During a press conference in November, Police Commissioner Daniel Derrenda of Buffalo, N.Y., announced that his department had “started a program where … we’re cross-referencing all the pistol permit holders with the death records … and … sending people out to collect the guns whenever possible.” He seemed haunted by the idea of handguns unattached to living licensees and spoke of them almost as if they were unsupervised, easily corruptible orphans: “At times, they lay out there, and the family is not aware of them … and they end up … just out on the street.”
The plan rightly enraged many as being overbearing. Fortunately, in the weeks since the announcement was made, we haven’t heard of any grieving survivors whose doors have been kicked down by police looking for their departed loved ones’ handguns.
Whatever the Buffalo PD may have in mind with this particular operation, it illustrates what can happen when the most basic and well-established of Second Amendment-protected rights—having a handgun in the home for self-protection—is subject to licensing and registration. While questions remain about if and how the plan will proceed, Commissioner Derrenda’s comments illustrate some of the assumptions that underlie the licensing and registration of firearms. All of them are incompatible with the idea of the Second Amendment as protecting a fundamental individual right that, as theHeller court wrote, “necessarily takes certain policy choices off the table.”

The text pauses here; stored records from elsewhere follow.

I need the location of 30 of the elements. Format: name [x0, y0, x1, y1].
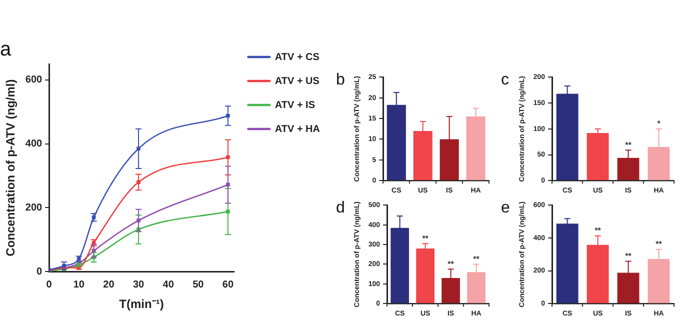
- annotation: **: [448, 259, 455, 268]
- x-tick-label: 20: [103, 279, 115, 290]
- chart-title: e: [501, 199, 510, 216]
- chart-title: a: [0, 38, 12, 61]
- chart-title: d: [336, 199, 345, 216]
- legend-label: ATV + US: [274, 76, 320, 87]
- x-tick-label: 0: [46, 279, 52, 290]
- annotation: **: [625, 140, 632, 150]
- x-tick-label: 30: [132, 279, 145, 290]
- annotation: **: [656, 240, 663, 249]
- x-tick-label: 40: [162, 279, 174, 290]
- legend-label: ATV + CS: [274, 52, 320, 63]
- annotation: **: [473, 254, 480, 264]
- legend-label: ATV + IS: [274, 100, 316, 111]
- legend-label: ATV + HA: [274, 124, 320, 135]
- annotation: **: [594, 226, 602, 236]
- y-tick-label: 0: [36, 266, 43, 278]
- y-axis-title: Concentration of p-ATV (ng/ml): [4, 79, 18, 256]
- annotation: *: [657, 119, 662, 128]
- x-axis-title: T(min⁻¹): [119, 297, 164, 312]
- x-tick-label: 50: [192, 279, 204, 290]
- x-tick-label: 60: [222, 279, 234, 290]
- y-tick-label: 400: [25, 138, 43, 150]
- annotation: **: [422, 234, 430, 243]
- chart-title: b: [336, 71, 345, 88]
- x-tick-label: 10: [73, 279, 85, 290]
- y-tick-label: 600: [25, 74, 43, 86]
- chart-title: c: [501, 71, 509, 88]
- y-tick-label: 200: [25, 202, 43, 214]
- annotation: **: [625, 251, 632, 260]
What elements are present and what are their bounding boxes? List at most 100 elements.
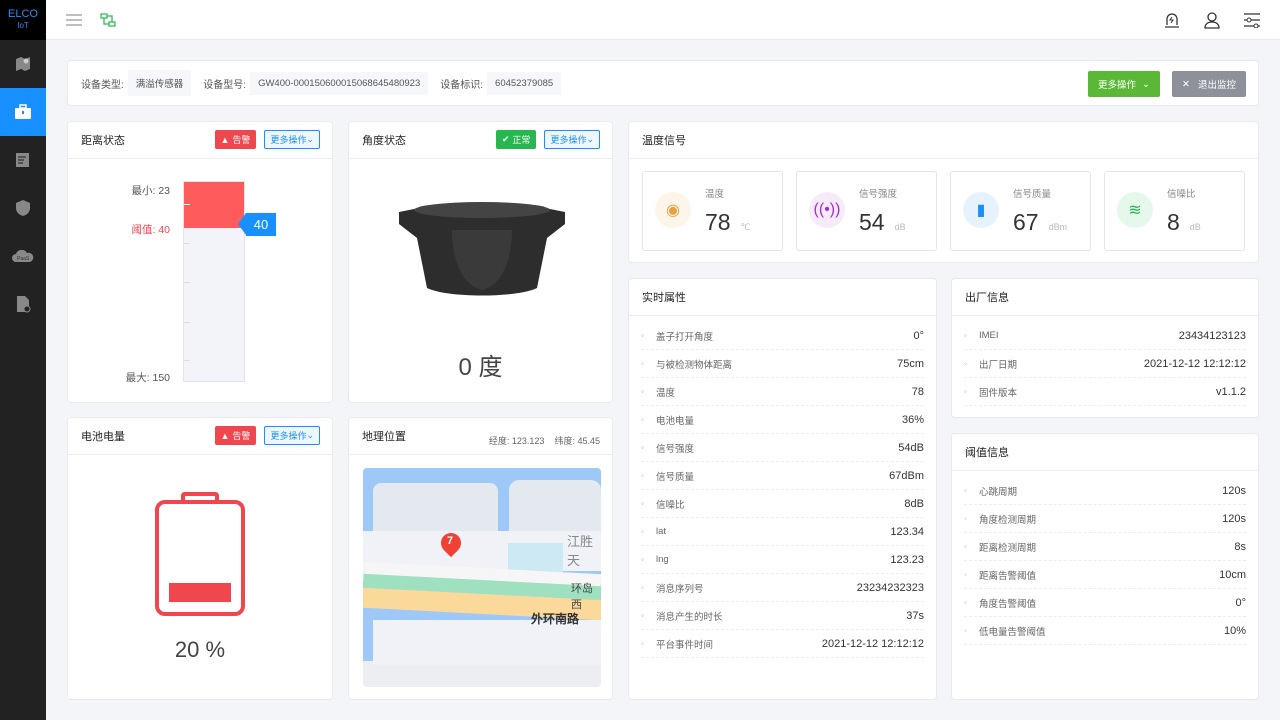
battery-level-fill (169, 582, 231, 602)
battery-value: 20 % (174, 637, 226, 662)
topology-icon (100, 13, 116, 27)
property-icon: ◦ (641, 583, 644, 592)
signal-tile: ▮ 信号质量 67 dBm (950, 171, 1091, 251)
property-label: 固件版本 (979, 387, 1018, 399)
property-icon: ◦ (641, 359, 644, 368)
max-label: 最大: 150 (125, 372, 170, 384)
logo: ELCO IoT (0, 0, 46, 40)
more-actions-dropdown[interactable]: 更多操作 ⌄ (264, 426, 320, 445)
location-card: 地理位置 经度: 123.123 纬度: 45.45 江胜天 环岛西 外环南路 … (348, 417, 613, 700)
badge-text: 正常 (512, 135, 531, 145)
tile-unit: dBm (1048, 222, 1068, 232)
card-title: 温度信号 (642, 135, 686, 147)
hamburger-icon (66, 14, 82, 26)
property-icon: ◦ (964, 598, 967, 607)
property-label: 距离告警阈值 (979, 570, 1037, 582)
signal-card: 温度信号 ◉ 温度 78 ℃ ((•)) 信号强度 54 dB ▮ 信号质量 67 dBm ≋ 信噪比 8 d… (628, 121, 1259, 263)
latitude: 纬度: 45.45 (554, 436, 600, 446)
property-icon: ◦ (964, 626, 967, 635)
property-row: ◦ 出厂日期 2021-12-12 12:12:12 (964, 350, 1246, 378)
tile-label: 信号强度 (859, 189, 898, 200)
nav-security[interactable] (0, 184, 46, 232)
nav-paas[interactable]: PaaS (0, 232, 46, 280)
dropdown-label: 更多操作 (270, 431, 307, 441)
map[interactable]: 江胜天 环岛西 外环南路 7 (363, 468, 601, 687)
tile-value: 67 (1013, 209, 1039, 235)
current-value: 40 (253, 217, 269, 232)
toolbox-icon (15, 104, 31, 119)
device-info-bar: 设备类型: 满溢传感器 设备型号: GW400-000150600015068645… (67, 60, 1259, 106)
alarm-button[interactable] (1162, 10, 1182, 30)
more-actions-dropdown[interactable]: 更多操作 ⌄ (264, 130, 320, 149)
property-label: 角度告警阈值 (979, 598, 1037, 610)
sliders-icon (1244, 13, 1260, 28)
property-icon: ◦ (641, 443, 644, 452)
nav-document[interactable] (0, 280, 46, 328)
property-label: lat (656, 526, 667, 537)
document-settings-icon (17, 296, 31, 313)
property-row: ◦ 与被检测物体距离 75cm (641, 350, 924, 378)
sensor-device-image (399, 202, 565, 296)
property-value: 10% (1223, 624, 1246, 637)
angle-value: 0 度 (458, 354, 503, 381)
property-value: 8s (1234, 540, 1246, 553)
property-row: ◦ 消息产生的时长 37s (641, 602, 924, 630)
distance-gauge (183, 181, 245, 382)
property-icon: ◦ (964, 387, 967, 396)
angle-card: 角度状态 ✔ 正常 更多操作 ⌄ 0 度 (348, 121, 613, 403)
property-label: lng (656, 554, 669, 565)
property-row: ◦ 角度检测周期 120s (964, 505, 1246, 533)
property-label: 低电量告警阈值 (979, 626, 1046, 638)
more-actions-button[interactable]: 更多操作 ⌄ (1088, 71, 1161, 97)
property-row: ◦ lng 123.23 (641, 546, 924, 574)
card-title: 电池电量 (81, 431, 125, 443)
exit-monitor-button[interactable]: ✕ 退出监控 (1172, 71, 1246, 97)
device-model-value: GW400-000150600015068645480923 (250, 71, 429, 95)
nav-report[interactable] (0, 136, 46, 184)
property-icon: ◦ (641, 331, 644, 340)
tile-value: 54 (859, 209, 885, 235)
topology-button[interactable] (98, 10, 118, 30)
property-icon: ◦ (964, 542, 967, 551)
property-row: ◦ 距离告警阈值 10cm (964, 561, 1246, 589)
tile-label: 温度 (705, 189, 725, 200)
warning-icon: ▲ (220, 134, 230, 145)
property-icon: ◦ (641, 555, 644, 564)
property-value: 23234232323 (856, 581, 924, 594)
user-button[interactable] (1202, 10, 1222, 30)
property-label: 温度 (656, 387, 676, 399)
property-label: 信号强度 (656, 443, 695, 455)
device-id-label: 设备标识: (440, 79, 484, 91)
property-label: 消息序列号 (656, 583, 704, 595)
property-row: ◦ IMEI 23434123123 (964, 322, 1246, 350)
battery-card: 电池电量 ▲ 告警 更多操作 ⌄ 20 % (67, 417, 333, 700)
property-icon: ◦ (964, 331, 967, 340)
property-value: 2021-12-12 12:12:12 (1143, 357, 1246, 370)
property-icon: ◦ (964, 570, 967, 579)
card-title: 角度状态 (362, 135, 406, 147)
property-label: IMEI (979, 330, 999, 341)
nav-toolbox[interactable] (0, 88, 46, 136)
property-value: 123.23 (890, 553, 924, 566)
property-row: ◦ 消息序列号 23234232323 (641, 574, 924, 602)
property-row: ◦ 温度 78 (641, 378, 924, 406)
antenna-icon: ((•)) (809, 192, 845, 228)
property-row: ◦ 信号质量 67dBm (641, 462, 924, 490)
property-label: 信噪比 (656, 499, 685, 511)
nav-map[interactable] (0, 40, 46, 88)
shield-icon (16, 200, 30, 216)
alarm-badge: ▲ 告警 (214, 130, 257, 149)
property-icon: ◦ (964, 514, 967, 523)
thermometer-icon: ◉ (655, 192, 691, 228)
property-row: ◦ 盖子打开角度 0° (641, 322, 924, 350)
property-value: 120s (1222, 512, 1246, 525)
property-row: ◦ 平台事件时间 2021-12-12 12:12:12 (641, 630, 924, 658)
settings-button[interactable] (1242, 10, 1262, 30)
menu-toggle[interactable] (64, 10, 84, 30)
property-value: 78 (911, 385, 924, 398)
property-label: 距离检测周期 (979, 542, 1037, 554)
more-actions-dropdown[interactable]: 更多操作 ⌄ (544, 130, 600, 149)
tile-label: 信号质量 (1013, 189, 1052, 200)
card-title: 阈值信息 (965, 447, 1009, 459)
property-value: 2021-12-12 12:12:12 (821, 637, 924, 650)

Before Heller, New York courts justified the state’s strict gun control laws by denying that the Second Amendment protected any sort of individual right. For example, a 2004 opinion by a three-judge panel of the Second Circuit that included Sonia Sotomayor—later nominated by President Obama to the U.S. Supreme Court—dismissed the appellant’s Second Amendment claim in a footnote. According to the appellant, merely being seen with a handgun could not be considered automatic evidence of criminality, and New York law to the contrary violated the Second Amendment. The court cited earlier Second Circuit precedent that stated, “The right to possess a gun is clearly not a fundamental right.” Of course, that precedent has been since been overruled by Heller and McDonald. Yet much of New York’s gun control regime has not only survived those decisions; rather, it has become even stricter in recent years.
Legal possession of a handgun in New York, even in one’s own home, requires a license. An applicant must demonstrate “good moral character” to the issuing official. Assuming that condition is met, the license can still be denied for “good cause,” whatever that might mean to the person who issues the license. New York courts have repeatedly ruled that these provisions give licensing officers discretion to expand upon the statutorily enumerated disqualifiers, even after Heller and McDonald.
Incredibly, a 2011 case from the Appellate Division of the New York Supreme Court, decided nearly a year after the U.S. Supreme Court in McDonald ruled that possession of a handgun is a fundamental right, stated, “Possession of a handgun license is a privilege, not a right. …” As such, in New York, “it is subject to the broad discretion of the Police Commissioner.” Thus, for example, while certain misdemeanor convictions are automatic disqualifiers, a person can also be denied merely for having been accused of a crime, even if the complaint was ultimately dismissed or resolved in that person’s favor. So much for being innocent until proven guilty.
The U.S. Supreme Court’s clear decision that possessing a handgun is a fundamental right the state must respect, rather than merely a reward for what a local bureaucrat considers good behavior, is being massively resisted by the state of New York. It completely defies Heller’s pronouncement that the “very enumeration of the right takes out of the hands of government … the power to decide on a case-by-case basis whether the right is really worth insisting upon.”
No wonder, then, that Commissioner Derrenda presumes that any possession of a handgun that has not first received some official blessing is a problem to be solved, not the innocent exercise of an inalienable right. Those who insist that the exercise of rights can proceed only by permission—like the advocates of universal background checks—do so on the same basic assumptions. Where such measures are the law of the land, “collection” activities like the one announced in Buffalo should come as no surprise.